Eh, a lot of startups even in the 100-200 employee range are still manually inviting Slack members. It's not really the end of the world as long as you're on top of things and have good communication between HR, IT, etc. Spreadsheets solve a lot of problems (in this case, having a good template offboarding/onboarding spreadsheet in Google drive that everyone can collaborate on to make sure stuff gets done quickly).
Or it’s just a more relaxed atmosphere? Not everything needs to be corporate no-fun serious business 24/7.
We’re on an enterprise Slack instance with >1000 members and SSO/SAML. Changing names and photos allows us to be fun and everyone trusts everyone else to not spoil the party.

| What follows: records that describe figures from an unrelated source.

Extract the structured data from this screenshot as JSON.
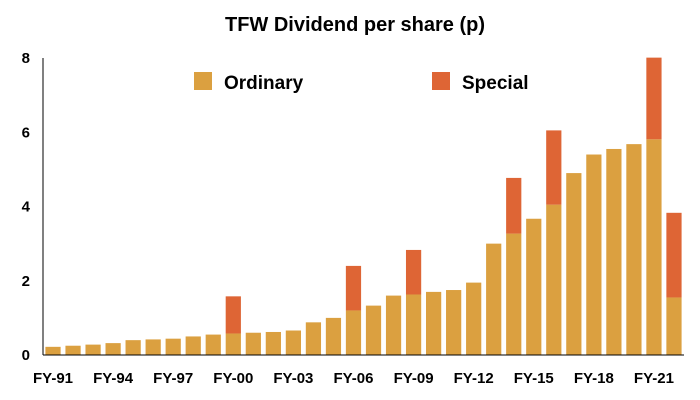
{
  "chart_data": {
    "type": "bar",
    "stacked": true,
    "title": "TFW Dividend per share (p)",
    "xlabel": "",
    "ylabel": "",
    "ylim": [
      0,
      8
    ],
    "yticks": [
      0,
      2,
      4,
      6,
      8
    ],
    "grid": false,
    "legend_position": "top",
    "categories": [
      "FY-91",
      "FY-92",
      "FY-93",
      "FY-94",
      "FY-95",
      "FY-96",
      "FY-97",
      "FY-98",
      "FY-99",
      "FY-00",
      "FY-01",
      "FY-02",
      "FY-03",
      "FY-04",
      "FY-05",
      "FY-06",
      "FY-07",
      "FY-08",
      "FY-09",
      "FY-10",
      "FY-11",
      "FY-12",
      "FY-13",
      "FY-14",
      "FY-15",
      "FY-16",
      "FY-17",
      "FY-18",
      "FY-19",
      "FY-20",
      "FY-21",
      "FY-22"
    ],
    "x_tick_labels": [
      "FY-91",
      "FY-94",
      "FY-97",
      "FY-00",
      "FY-03",
      "FY-06",
      "FY-09",
      "FY-12",
      "FY-15",
      "FY-18",
      "FY-21"
    ],
    "series": [
      {
        "name": "Ordinary",
        "color": "#dba040",
        "values": [
          0.22,
          0.25,
          0.28,
          0.32,
          0.4,
          0.42,
          0.44,
          0.5,
          0.55,
          0.58,
          0.6,
          0.62,
          0.66,
          0.88,
          1.0,
          1.2,
          1.33,
          1.6,
          1.63,
          1.7,
          1.75,
          1.95,
          3.0,
          3.27,
          3.67,
          4.05,
          4.9,
          5.4,
          5.55,
          5.68,
          5.81,
          1.55
        ]
      },
      {
        "name": "Special",
        "color": "#de6535",
        "values": [
          0,
          0,
          0,
          0,
          0,
          0,
          0,
          0,
          0,
          1.0,
          0,
          0,
          0,
          0,
          0,
          1.2,
          0,
          0,
          1.2,
          0,
          0,
          0,
          0,
          1.5,
          0,
          2.0,
          0,
          0,
          0,
          0,
          2.2,
          2.28
        ]
      }
    ]
  }
}
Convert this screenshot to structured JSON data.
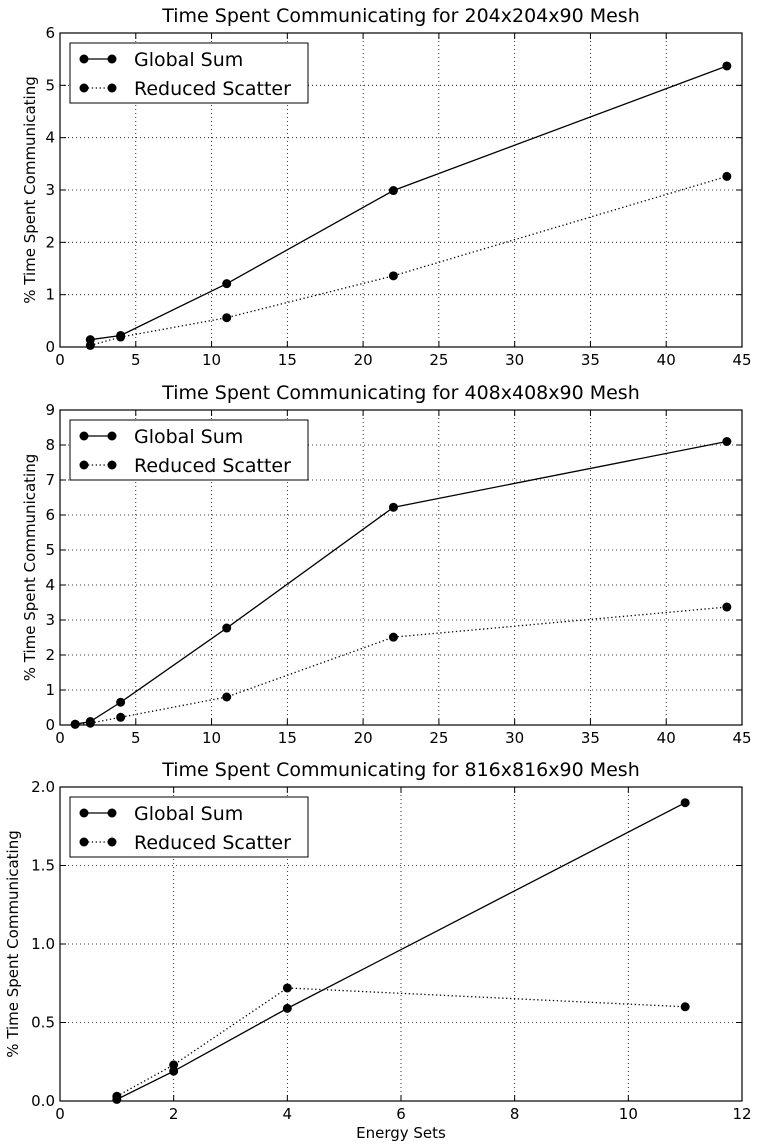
{
  "chart_data": [
    {
      "type": "line",
      "title": "Time Spent Communicating for 204x204x90 Mesh",
      "xlabel": "",
      "ylabel": "% Time Spent Communicating",
      "xlim": [
        0,
        45
      ],
      "ylim": [
        0,
        6
      ],
      "xticks": [
        0,
        5,
        10,
        15,
        20,
        25,
        30,
        35,
        40,
        45
      ],
      "yticks": [
        0,
        1,
        2,
        3,
        4,
        5,
        6
      ],
      "grid": true,
      "legend_position": "top-left",
      "series": [
        {
          "name": "Global Sum",
          "style": "solid",
          "x": [
            2,
            4,
            11,
            22,
            44
          ],
          "y": [
            0.14,
            0.22,
            1.21,
            2.99,
            5.37
          ]
        },
        {
          "name": "Reduced Scatter",
          "style": "dotted",
          "x": [
            2,
            4,
            11,
            22,
            44
          ],
          "y": [
            0.03,
            0.19,
            0.56,
            1.36,
            3.26
          ]
        }
      ]
    },
    {
      "type": "line",
      "title": "Time Spent Communicating for 408x408x90 Mesh",
      "xlabel": "",
      "ylabel": "% Time Spent Communicating",
      "xlim": [
        0,
        45
      ],
      "ylim": [
        0,
        9
      ],
      "xticks": [
        0,
        5,
        10,
        15,
        20,
        25,
        30,
        35,
        40,
        45
      ],
      "yticks": [
        0,
        1,
        2,
        3,
        4,
        5,
        6,
        7,
        8,
        9
      ],
      "grid": true,
      "legend_position": "top-left",
      "series": [
        {
          "name": "Global Sum",
          "style": "solid",
          "x": [
            1,
            2,
            4,
            11,
            22,
            44
          ],
          "y": [
            0.02,
            0.1,
            0.65,
            2.77,
            6.22,
            8.1
          ]
        },
        {
          "name": "Reduced Scatter",
          "style": "dotted",
          "x": [
            1,
            2,
            4,
            11,
            22,
            44
          ],
          "y": [
            0.02,
            0.05,
            0.22,
            0.8,
            2.51,
            3.37
          ]
        }
      ]
    },
    {
      "type": "line",
      "title": "Time Spent Communicating for 816x816x90 Mesh",
      "xlabel": "Energy Sets",
      "ylabel": "% Time Spent Communicating",
      "xlim": [
        0,
        12
      ],
      "ylim": [
        0,
        2
      ],
      "xticks": [
        0,
        2,
        4,
        6,
        8,
        10,
        12
      ],
      "yticks": [
        0.0,
        0.5,
        1.0,
        1.5,
        2.0
      ],
      "xtick_labels": [
        "0",
        "2",
        "4",
        "6",
        "8",
        "10",
        "12"
      ],
      "ytick_labels": [
        "0.0",
        "0.5",
        "1.0",
        "1.5",
        "2.0"
      ],
      "grid": true,
      "legend_position": "top-left",
      "series": [
        {
          "name": "Global Sum",
          "style": "solid",
          "x": [
            1,
            2,
            4,
            11
          ],
          "y": [
            0.01,
            0.19,
            0.59,
            1.9
          ]
        },
        {
          "name": "Reduced Scatter",
          "style": "dotted",
          "x": [
            1,
            2,
            4,
            11
          ],
          "y": [
            0.03,
            0.23,
            0.72,
            0.6
          ]
        }
      ]
    }
  ]
}
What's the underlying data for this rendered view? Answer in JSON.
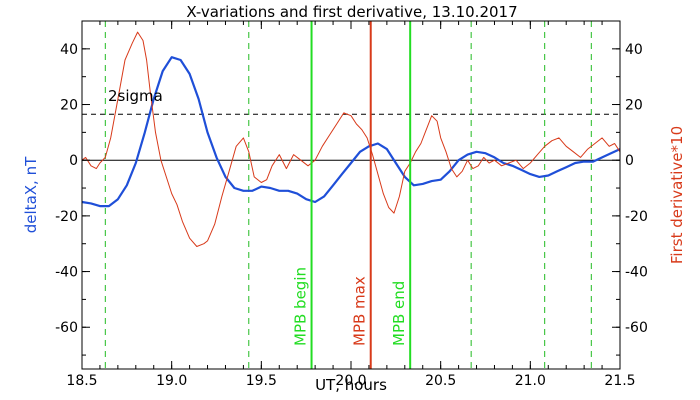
{
  "chart_data": {
    "type": "line",
    "title": "X-variations and first derivative, 13.10.2017",
    "xlabel": "UT, hours",
    "ylabel_left": "deltaX, nT",
    "ylabel_right": "First derivative*10",
    "xlim": [
      18.5,
      21.5
    ],
    "ylim_left": [
      -75,
      50
    ],
    "ylim_right": [
      -75,
      50
    ],
    "x_ticks": [
      "18.5",
      "19.0",
      "19.5",
      "20.0",
      "20.5",
      "21.0",
      "21.5"
    ],
    "x_tick_values": [
      18.5,
      19.0,
      19.5,
      20.0,
      20.5,
      21.0,
      21.5
    ],
    "y_ticks": [
      "40",
      "20",
      "0",
      "-20",
      "-40",
      "-60"
    ],
    "y_tick_values": [
      40,
      20,
      0,
      -20,
      -40,
      -60
    ],
    "colors": {
      "deltax": "#1f4fd8",
      "derivative": "#d83a1a",
      "mpb_green": "#22dd22",
      "mpb_max": "#d83a1a",
      "dashed_green": "#22bb22"
    },
    "sigma_level": 16.5,
    "sigma_label": "2sigma",
    "dashed_green_lines": [
      18.63,
      19.43,
      20.67,
      21.08,
      21.34
    ],
    "markers": [
      {
        "label": "MPB begin",
        "x": 19.78,
        "color": "#22dd22"
      },
      {
        "label": "MPB max",
        "x": 20.11,
        "color": "#d83a1a"
      },
      {
        "label": "MPB end",
        "x": 20.33,
        "color": "#22dd22"
      }
    ],
    "series": [
      {
        "key": "deltax",
        "color": "#1f4fd8",
        "x": [
          18.5,
          18.55,
          18.6,
          18.65,
          18.7,
          18.75,
          18.8,
          18.85,
          18.9,
          18.95,
          19.0,
          19.05,
          19.1,
          19.15,
          19.2,
          19.25,
          19.3,
          19.35,
          19.4,
          19.45,
          19.5,
          19.55,
          19.6,
          19.65,
          19.7,
          19.75,
          19.8,
          19.85,
          19.9,
          19.95,
          20.0,
          20.05,
          20.1,
          20.15,
          20.2,
          20.25,
          20.3,
          20.35,
          20.4,
          20.45,
          20.5,
          20.55,
          20.6,
          20.65,
          20.7,
          20.75,
          20.8,
          20.85,
          20.9,
          20.95,
          21.0,
          21.05,
          21.1,
          21.15,
          21.2,
          21.25,
          21.3,
          21.35,
          21.4,
          21.45,
          21.5
        ],
        "y": [
          -15,
          -15.5,
          -16.5,
          -16.5,
          -14,
          -9,
          -1,
          10,
          22,
          32,
          37,
          36,
          31,
          22,
          10,
          1,
          -6,
          -10,
          -11,
          -11,
          -9.5,
          -10,
          -11,
          -11,
          -12,
          -14,
          -15,
          -13,
          -9,
          -5,
          -1,
          3,
          5,
          6,
          4,
          -1,
          -6,
          -9,
          -8.5,
          -7.5,
          -7,
          -4,
          0,
          2,
          3,
          2.5,
          1,
          -1,
          -2,
          -3.5,
          -5,
          -6,
          -5.5,
          -4,
          -2.5,
          -1,
          -0.5,
          -0.5,
          1,
          2.5,
          4
        ]
      },
      {
        "key": "derivative",
        "color": "#d83a1a",
        "x": [
          18.5,
          18.52,
          18.55,
          18.58,
          18.6,
          18.63,
          18.66,
          18.7,
          18.74,
          18.78,
          18.81,
          18.84,
          18.86,
          18.88,
          18.91,
          18.94,
          18.97,
          19.0,
          19.03,
          19.06,
          19.1,
          19.14,
          19.18,
          19.2,
          19.24,
          19.28,
          19.32,
          19.36,
          19.4,
          19.43,
          19.46,
          19.5,
          19.53,
          19.56,
          19.6,
          19.64,
          19.68,
          19.72,
          19.76,
          19.8,
          19.84,
          19.88,
          19.92,
          19.96,
          20.0,
          20.03,
          20.06,
          20.09,
          20.12,
          20.15,
          20.18,
          20.21,
          20.24,
          20.27,
          20.3,
          20.33,
          20.36,
          20.39,
          20.42,
          20.45,
          20.48,
          20.5,
          20.53,
          20.56,
          20.59,
          20.62,
          20.65,
          20.68,
          20.71,
          20.74,
          20.77,
          20.8,
          20.84,
          20.88,
          20.92,
          20.96,
          21.0,
          21.04,
          21.08,
          21.12,
          21.16,
          21.2,
          21.24,
          21.28,
          21.32,
          21.36,
          21.4,
          21.44,
          21.47,
          21.5
        ],
        "y": [
          0,
          1,
          -2,
          -3,
          -1,
          1,
          8,
          22,
          36,
          42,
          46,
          43,
          36,
          25,
          10,
          0,
          -6,
          -12,
          -16,
          -22,
          -28,
          -31,
          -30,
          -29,
          -23,
          -13,
          -4,
          5,
          8,
          3,
          -6,
          -8,
          -7,
          -2,
          2,
          -3,
          2,
          0,
          -2,
          0,
          5,
          9,
          13,
          17,
          16,
          13,
          11,
          8,
          2,
          -5,
          -12,
          -17,
          -19,
          -13,
          -4,
          -1,
          3,
          6,
          11,
          16,
          14,
          8,
          3,
          -3,
          -6,
          -4,
          0,
          -3,
          -2,
          1,
          -1,
          0,
          -2,
          -1,
          0,
          -3,
          -1,
          2,
          5,
          7,
          8,
          5,
          3,
          1,
          4,
          6,
          8,
          5,
          6,
          3
        ]
      }
    ]
  }
}
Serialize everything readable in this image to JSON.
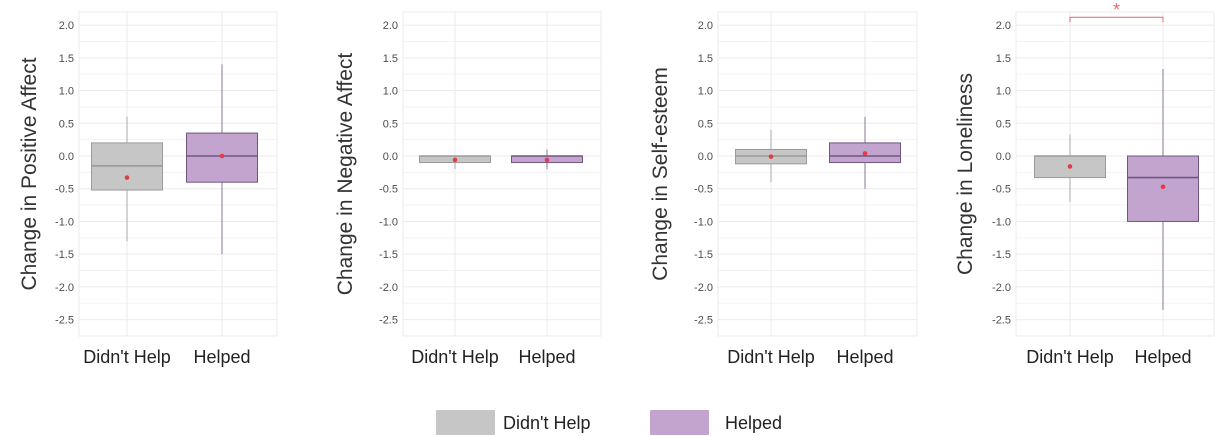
{
  "chart_data": [
    {
      "type": "box",
      "ylabel": "Change in Positive Affect",
      "categories": [
        "Didn't Help",
        "Helped"
      ],
      "ylim": [
        -2.75,
        2.2
      ],
      "yticks": [
        2.0,
        1.5,
        1.0,
        0.5,
        0.0,
        -0.5,
        -1.0,
        -1.5,
        -2.0,
        -2.5
      ],
      "boxes": [
        {
          "category": "Didn't Help",
          "whisker_low": -1.3,
          "q1": -0.52,
          "median": -0.15,
          "q3": 0.2,
          "whisker_high": 0.6,
          "mean": -0.33
        },
        {
          "category": "Helped",
          "whisker_low": -1.5,
          "q1": -0.4,
          "median": 0.0,
          "q3": 0.35,
          "whisker_high": 1.4,
          "mean": 0.0
        }
      ]
    },
    {
      "type": "box",
      "ylabel": "Change in Negative Affect",
      "categories": [
        "Didn't Help",
        "Helped"
      ],
      "ylim": [
        -2.75,
        2.2
      ],
      "yticks": [
        2.0,
        1.5,
        1.0,
        0.5,
        0.0,
        -0.5,
        -1.0,
        -1.5,
        -2.0,
        -2.5
      ],
      "boxes": [
        {
          "category": "Didn't Help",
          "whisker_low": -0.2,
          "q1": -0.1,
          "median": 0.0,
          "q3": 0.0,
          "whisker_high": 0.0,
          "mean": -0.06
        },
        {
          "category": "Helped",
          "whisker_low": -0.2,
          "q1": -0.1,
          "median": 0.0,
          "q3": 0.0,
          "whisker_high": 0.1,
          "mean": -0.06
        }
      ]
    },
    {
      "type": "box",
      "ylabel": "Change in Self-esteem",
      "categories": [
        "Didn't Help",
        "Helped"
      ],
      "ylim": [
        -2.75,
        2.2
      ],
      "yticks": [
        2.0,
        1.5,
        1.0,
        0.5,
        0.0,
        -0.5,
        -1.0,
        -1.5,
        -2.0,
        -2.5
      ],
      "boxes": [
        {
          "category": "Didn't Help",
          "whisker_low": -0.4,
          "q1": -0.12,
          "median": 0.0,
          "q3": 0.1,
          "whisker_high": 0.4,
          "mean": -0.01
        },
        {
          "category": "Helped",
          "whisker_low": -0.5,
          "q1": -0.1,
          "median": 0.0,
          "q3": 0.2,
          "whisker_high": 0.6,
          "mean": 0.04
        }
      ]
    },
    {
      "type": "box",
      "ylabel": "Change in Loneliness",
      "categories": [
        "Didn't Help",
        "Helped"
      ],
      "ylim": [
        -2.75,
        2.2
      ],
      "yticks": [
        2.0,
        1.5,
        1.0,
        0.5,
        0.0,
        -0.5,
        -1.0,
        -1.5,
        -2.0,
        -2.5
      ],
      "significance": {
        "label": "*",
        "between": [
          "Didn't Help",
          "Helped"
        ],
        "y": 2.12
      },
      "boxes": [
        {
          "category": "Didn't Help",
          "whisker_low": -0.7,
          "q1": -0.33,
          "median": 0.0,
          "q3": 0.0,
          "whisker_high": 0.33,
          "mean": -0.16
        },
        {
          "category": "Helped",
          "whisker_low": -2.35,
          "q1": -1.0,
          "median": -0.33,
          "q3": 0.0,
          "whisker_high": 1.33,
          "mean": -0.47
        }
      ]
    }
  ],
  "legend": {
    "placement": "bottom",
    "items": [
      {
        "label": "Didn't Help",
        "color": "#c6c6c6"
      },
      {
        "label": "Helped",
        "color": "#c2a4cf"
      }
    ]
  },
  "colors": {
    "didnt_help_fill": "#c6c6c6",
    "didnt_help_stroke": "#9a9a9a",
    "helped_fill": "#c2a4cf",
    "helped_stroke": "#6f5680",
    "mean_dot": "#e03c4a",
    "significance": "#e06a73"
  }
}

Mine does too, to allow people to copy their pronouns from the boring “pronouns” field into the most conspicuous possible place (inside their actual name), for maximum virtue signaling.
Name changes can be locked; I'm in an Enterprise Grid org and our display names/usernames are synced against our employee profile. We're also required to SSO every single time we launch the desktop app so once you're terminated you're definitely not getting back in (they deactivate accounts very quickly too, so mobile is likely not a major concern).
Basically the only thing you can change without filing a ticket is your picture and some mostly-irrelevant freetext fields.
How does an enterprise chat tool not have the ability to invalidate all session tokens and all connected clients to disconnect?
Perverse incentives. People are paying them already without that feature, so why bother? They are incentivized to do and provide as little as possible.
https://api.slack.com/methods/admin.users.session.invalidate ?
At the same time the ability to change name is sich a godsend.
We're currently abusing it to have presence info straight in the display name (e.g. mike-2/12~16vac.) to let anyone contacting us what to expect for response times, or wether to ask for a task if it's a few days before a planned vacation.
Nobody seemed to look at the actual status property and it beats going to the calendars to check.
Looks like mike-2 is a robot powered by a doorbell transformer.
He'd probably be fine with that perception.
In MS Teams, your name is from AD and you almost certainly don't have permission to change that. Also, bots have hexagonal avatar frames while humans have circular ones. I'm not sure how many people notice, though.
I’m pretty sure this is one reason why my firm recently removed people’s ability to change their name on our videoconferencing system.